The jam-packed house at The Hangar cheered. Then they cheered Ken Cloude's first pitch at 7:35 p.m.
They even cheered foul balls. Heck, eight months ago the 6,603 Lancaster JetHawks fans would have been standing in an empty field near the corner of Avenue I and 23rd Street West.
The JetHawks didn't disappoint the largest opening day crowd in Cal League history, scoring six times in the first inning en route to a 7-3 victory over the Visalia Oaks.
Lancaster improved to 9-4, while the Oaks fell to 5-8.
Carlos Villalobos didn't waste any time in extending his hitting streak to 12 games; he yanked a three-run homer down the left field line off Visalia starter Mike Nartker to give the JetHawks a 4-0 lead.
It was Villalobos' first home run of the season - and he was probably the most shocked person in the stadium.
"Surprised," Villalobos said. "I never expected the ball to go out. I'm not a power hitter. I want to make contact - that's my job."
An out later, Scot Sealy - the first to hit a homer in JetHawks history - hit one out to left field to make it 5-0.
"(Nartker) just left a knuckleball that was up," Sealy said. "It was a knuckleball that didn't move at all."
Mike Lanza capped the Lancaster outburst with a double to the gap in left-center field to score Jason Cook with the sixth run.
It was an auspicious beginning for the JetHawks at home; they sent 10 batters to the plate in the first, with six getting hits off Nartker.
Nartker came out after Lanza's hit, going two-thirds of an inning and giving up six runs.
Ken Cloude was the beneficiary of the outburst, but he didn't need the support.
Cloude, a right-hander from Baltimore who was Seattle's sixth-round pick in the June 1993 draft, gave up four hits in seven innings and retired the side in order four times.
Cloude struck out seven, walked none and threw 84 pitches.
He ran into problems in the third, when ex-AV High standout Jeremy Herider celebrated his homecoming with the Oaks' first hit of the game, a single to right with two out.
Lead-off hitter David Roberts followed with a double off the wall in center field to drive home Herider.
The Oaks took advantage of wildness by reliever Jeff Pearce in the eighth to cut the lead to 6-2.

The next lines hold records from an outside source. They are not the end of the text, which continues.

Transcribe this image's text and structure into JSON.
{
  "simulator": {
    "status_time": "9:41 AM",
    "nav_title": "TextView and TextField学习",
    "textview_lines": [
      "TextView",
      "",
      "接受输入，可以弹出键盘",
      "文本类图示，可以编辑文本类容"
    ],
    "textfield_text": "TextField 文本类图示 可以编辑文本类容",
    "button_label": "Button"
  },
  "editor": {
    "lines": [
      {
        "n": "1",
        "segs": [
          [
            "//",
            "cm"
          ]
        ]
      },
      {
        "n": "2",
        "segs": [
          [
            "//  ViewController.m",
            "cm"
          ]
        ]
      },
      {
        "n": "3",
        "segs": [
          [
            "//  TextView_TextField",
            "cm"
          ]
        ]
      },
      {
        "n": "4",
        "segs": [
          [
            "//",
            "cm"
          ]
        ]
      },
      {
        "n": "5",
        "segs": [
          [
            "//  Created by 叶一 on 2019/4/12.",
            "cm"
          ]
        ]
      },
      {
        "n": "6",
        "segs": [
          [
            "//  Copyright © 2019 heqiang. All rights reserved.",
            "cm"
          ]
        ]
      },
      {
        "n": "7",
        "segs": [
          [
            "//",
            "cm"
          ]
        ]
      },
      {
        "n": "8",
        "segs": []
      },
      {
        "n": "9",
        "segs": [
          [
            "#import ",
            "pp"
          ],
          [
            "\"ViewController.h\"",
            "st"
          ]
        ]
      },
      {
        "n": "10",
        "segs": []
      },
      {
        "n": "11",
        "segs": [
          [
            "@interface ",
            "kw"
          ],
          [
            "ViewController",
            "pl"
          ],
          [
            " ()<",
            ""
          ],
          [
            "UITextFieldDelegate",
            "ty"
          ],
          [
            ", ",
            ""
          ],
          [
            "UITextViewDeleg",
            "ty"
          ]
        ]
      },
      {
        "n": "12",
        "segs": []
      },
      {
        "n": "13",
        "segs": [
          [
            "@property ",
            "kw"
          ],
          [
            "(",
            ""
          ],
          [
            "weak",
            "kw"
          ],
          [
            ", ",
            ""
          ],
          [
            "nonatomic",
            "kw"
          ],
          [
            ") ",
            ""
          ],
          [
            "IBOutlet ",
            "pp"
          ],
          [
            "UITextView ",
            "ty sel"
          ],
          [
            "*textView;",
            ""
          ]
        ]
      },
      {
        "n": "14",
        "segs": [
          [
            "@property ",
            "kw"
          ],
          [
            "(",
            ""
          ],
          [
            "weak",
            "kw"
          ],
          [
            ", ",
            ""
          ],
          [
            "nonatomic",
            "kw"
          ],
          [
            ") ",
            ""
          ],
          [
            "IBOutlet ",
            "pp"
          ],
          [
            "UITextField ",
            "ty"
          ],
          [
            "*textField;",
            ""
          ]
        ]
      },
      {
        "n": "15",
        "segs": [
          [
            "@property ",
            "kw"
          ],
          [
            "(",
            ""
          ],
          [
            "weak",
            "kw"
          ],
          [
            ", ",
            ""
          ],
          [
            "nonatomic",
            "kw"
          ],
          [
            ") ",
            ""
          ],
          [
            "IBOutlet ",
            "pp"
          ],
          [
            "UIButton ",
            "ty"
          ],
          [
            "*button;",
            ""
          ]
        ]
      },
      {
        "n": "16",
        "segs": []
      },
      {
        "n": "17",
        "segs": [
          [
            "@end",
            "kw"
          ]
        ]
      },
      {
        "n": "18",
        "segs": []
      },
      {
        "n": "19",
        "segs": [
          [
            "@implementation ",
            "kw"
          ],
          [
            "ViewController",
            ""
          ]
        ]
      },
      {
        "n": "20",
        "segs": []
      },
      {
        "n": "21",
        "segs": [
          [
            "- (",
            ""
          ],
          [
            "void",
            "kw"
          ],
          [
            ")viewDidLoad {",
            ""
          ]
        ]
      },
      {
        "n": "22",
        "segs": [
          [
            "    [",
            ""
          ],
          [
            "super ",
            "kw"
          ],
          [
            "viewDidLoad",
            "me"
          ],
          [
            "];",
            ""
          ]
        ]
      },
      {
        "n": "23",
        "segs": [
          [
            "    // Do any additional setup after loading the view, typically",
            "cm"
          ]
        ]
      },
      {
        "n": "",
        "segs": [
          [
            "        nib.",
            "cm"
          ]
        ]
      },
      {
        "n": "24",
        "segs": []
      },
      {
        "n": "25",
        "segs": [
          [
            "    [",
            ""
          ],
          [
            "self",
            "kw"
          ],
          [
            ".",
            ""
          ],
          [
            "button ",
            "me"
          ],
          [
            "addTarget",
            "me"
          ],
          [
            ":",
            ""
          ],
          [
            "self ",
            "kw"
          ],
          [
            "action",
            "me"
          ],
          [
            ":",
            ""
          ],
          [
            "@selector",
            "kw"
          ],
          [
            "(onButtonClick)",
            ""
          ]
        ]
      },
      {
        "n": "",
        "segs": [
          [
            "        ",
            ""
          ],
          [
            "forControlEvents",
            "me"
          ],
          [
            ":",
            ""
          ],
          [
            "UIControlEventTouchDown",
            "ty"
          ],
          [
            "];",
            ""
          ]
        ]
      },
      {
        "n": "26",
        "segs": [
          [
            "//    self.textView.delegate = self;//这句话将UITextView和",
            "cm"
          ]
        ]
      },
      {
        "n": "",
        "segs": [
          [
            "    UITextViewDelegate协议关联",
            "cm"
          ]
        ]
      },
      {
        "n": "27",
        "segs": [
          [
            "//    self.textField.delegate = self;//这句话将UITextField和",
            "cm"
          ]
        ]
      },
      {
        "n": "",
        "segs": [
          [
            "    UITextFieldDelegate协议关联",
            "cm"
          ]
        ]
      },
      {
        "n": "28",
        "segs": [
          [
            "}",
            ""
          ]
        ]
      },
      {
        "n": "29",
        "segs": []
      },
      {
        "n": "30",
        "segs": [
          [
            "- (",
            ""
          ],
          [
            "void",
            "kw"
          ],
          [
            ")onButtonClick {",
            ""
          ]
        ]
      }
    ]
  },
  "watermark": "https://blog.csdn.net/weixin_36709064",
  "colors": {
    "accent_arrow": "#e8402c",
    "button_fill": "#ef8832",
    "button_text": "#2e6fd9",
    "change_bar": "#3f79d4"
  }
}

In his first inning of relief, the left-handed Pearce walked the first two batters he faced, and Herider followed with a hit to right that scored Yuri Sanchez.
After Pearce walked another hitter with one out, he was replaced by John Thompson.
Thompson, a right-hander from Seattle who saved 19 games last year at Wisconsin, has been working on whittling his 9.64 ERA down to a respectable figure after two bad outings to start the season.
He struck out Chris Facione and got clean-up hitter Eric Danapilis to hit into a fielder's choice to end the threat.
The JetHawks rallied after two outs for their seventh run in the bottom of the eighth.
Marcus Sturdivant doubled off Roberts' glove in center and Shane Monahan followed with a triple to center.
Thompson gave up a two-out homer to Sanchez in the ninth but got Elvis De La Rosa to ground out to end the game.